My boss always treated me like a brother. He cared about me in ways bosses never did. His wife respected my opinion just like her husband while his cute daughter April always had a big grin on her face anytime she saw me. She would say “uncle tom I hope you are having a good day” in that little cute voice of hers. As time went on I and the Wellingtons became closer. My salary had been increased and I had moved to a better house. They were a miracle from heaven.

On a fateful Saturday we were at the mall, I held unto April, while her mother was shopping . As we stood at an ice cream stand waiting, April tapped me and said.

“Uncle tom there’s a woman that keeps staring at us.” she said as her eyes kept moving in a direction,

“Who is that?” I asked anxiously.

Then she shrugged. I got worried and keeping looking but I saw nothing weird. Just then a woman with a gun emerged. Everyone screamed and ran. I carried April to run to safety then I heard her voice.

Stopping in my tracks, to make sure .Lo and behold it was Chioma’s mother with a gun.” Why are you not yet dead”? She inquired. She was pointing the gun at me.

Before I could utter a word, she had fired a bullet. Then I ran carrying April to the car. Just as I was looking for the keys, I felt something wet on my chest. I shifted April to my other arm, only to see blood stains on my clothes and on April’s.  April’s eyes were closed.

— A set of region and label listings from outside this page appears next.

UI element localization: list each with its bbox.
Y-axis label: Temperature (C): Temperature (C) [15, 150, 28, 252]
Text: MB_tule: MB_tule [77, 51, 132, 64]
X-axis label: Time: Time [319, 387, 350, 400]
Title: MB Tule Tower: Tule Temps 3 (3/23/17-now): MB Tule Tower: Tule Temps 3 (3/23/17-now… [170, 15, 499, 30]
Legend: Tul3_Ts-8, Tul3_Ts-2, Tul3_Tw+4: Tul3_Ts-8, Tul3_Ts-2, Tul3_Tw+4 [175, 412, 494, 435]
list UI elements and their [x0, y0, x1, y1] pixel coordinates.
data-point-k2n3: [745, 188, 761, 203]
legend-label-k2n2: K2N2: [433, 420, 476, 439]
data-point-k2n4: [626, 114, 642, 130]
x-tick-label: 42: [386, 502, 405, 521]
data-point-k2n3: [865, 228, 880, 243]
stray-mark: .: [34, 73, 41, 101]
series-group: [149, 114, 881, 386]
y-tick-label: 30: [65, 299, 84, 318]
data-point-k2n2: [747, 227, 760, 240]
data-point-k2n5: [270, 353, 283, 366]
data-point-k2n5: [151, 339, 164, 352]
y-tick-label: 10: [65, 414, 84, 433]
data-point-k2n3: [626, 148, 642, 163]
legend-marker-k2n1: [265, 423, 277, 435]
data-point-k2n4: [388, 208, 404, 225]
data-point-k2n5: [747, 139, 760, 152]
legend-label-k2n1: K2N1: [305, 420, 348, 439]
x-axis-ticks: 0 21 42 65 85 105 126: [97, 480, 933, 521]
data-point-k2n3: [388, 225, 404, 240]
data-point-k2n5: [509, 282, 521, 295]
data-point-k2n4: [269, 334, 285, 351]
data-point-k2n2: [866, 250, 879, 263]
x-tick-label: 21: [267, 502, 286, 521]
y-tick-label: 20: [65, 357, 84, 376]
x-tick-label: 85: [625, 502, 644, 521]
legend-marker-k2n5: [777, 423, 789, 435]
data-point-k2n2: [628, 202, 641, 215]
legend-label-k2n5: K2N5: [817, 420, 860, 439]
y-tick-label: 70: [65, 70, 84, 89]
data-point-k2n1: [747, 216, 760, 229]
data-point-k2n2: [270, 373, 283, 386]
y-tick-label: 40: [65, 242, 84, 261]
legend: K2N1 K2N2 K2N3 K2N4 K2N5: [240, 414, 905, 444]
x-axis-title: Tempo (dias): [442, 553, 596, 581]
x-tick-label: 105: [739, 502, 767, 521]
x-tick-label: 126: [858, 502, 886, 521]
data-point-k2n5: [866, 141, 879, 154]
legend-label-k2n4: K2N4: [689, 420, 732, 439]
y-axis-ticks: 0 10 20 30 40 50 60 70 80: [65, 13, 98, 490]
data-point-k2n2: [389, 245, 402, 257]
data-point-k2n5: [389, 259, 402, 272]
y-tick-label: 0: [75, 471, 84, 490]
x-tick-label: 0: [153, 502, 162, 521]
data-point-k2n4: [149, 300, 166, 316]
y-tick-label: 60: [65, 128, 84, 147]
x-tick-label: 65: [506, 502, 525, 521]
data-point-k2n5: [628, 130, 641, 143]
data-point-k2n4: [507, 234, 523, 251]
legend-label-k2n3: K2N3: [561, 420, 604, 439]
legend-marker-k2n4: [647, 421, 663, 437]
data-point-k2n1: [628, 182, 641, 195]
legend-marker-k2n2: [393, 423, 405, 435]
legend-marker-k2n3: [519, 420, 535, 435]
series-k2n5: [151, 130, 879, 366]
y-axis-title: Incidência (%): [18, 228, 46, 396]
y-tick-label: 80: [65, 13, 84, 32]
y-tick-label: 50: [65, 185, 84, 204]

I prayed, cried,and fasted. Long  story short, April died  a week later. As far as I was concerned I was dead too, you do not have to be six feet under to do that. I knew I was not deserving of the air passing through my lungs. So as I  wait for the time I would be laid to mother Earth officially, I know I am like a camera that is being switched on, passive and quiet, not recording or thinking.